Gunung Ijen dinyatakan kembali terbuka untuk umum sejak 1 Juni 2012 lalu. Bagaimana situasi di atas gunung setinggi 2,386 meter dari permukaan laut (dpl) itu setelah enam bulan ditutup?

-BAYU SAKSONO, Licin-

SEBELUM mulai menulis laporan ini, saya mencoba mengecek kondisi terkini Gunung Ijen. Saya pun membuka website resmi Pusat Vulkanologi, Mitigasi, dan Bencana Geologi (PVMBG) tadi malam (18/6). Oh, rupanya ada tampilan yang baru di situs yang beralamat di www. vsi.esdm.go.id tersebut.

Ada beberapa info bergambar yang berubah dengan pengaturan slideshow di bagian atas website terse- but.
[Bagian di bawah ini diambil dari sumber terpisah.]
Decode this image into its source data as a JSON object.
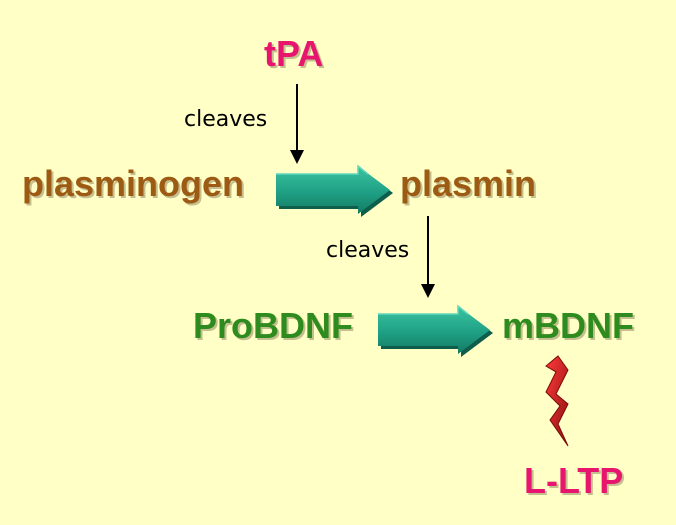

Barulah di bagian bawah tertera daftar gunung-gunung berapi dan status masing-masing. Rupanya, hingga saat ini status Gunung Ijen masih tetap waspada (level II).

Status waspada itu berlaku sejak 13 Mei 2012. Beberapa bulan sebelumnya, gunung tersebut malah berstatus siaga (level 3) dan dinyatakan tertutup untuk umum. Namun, sejak 1 Juni Balai Konservasi Sumber Daya Alam (BKSDA) Wilayah III Jawa Timur membuka kembali secara terbatas kawasan Gunung Ijen untuk kegiatan wisata.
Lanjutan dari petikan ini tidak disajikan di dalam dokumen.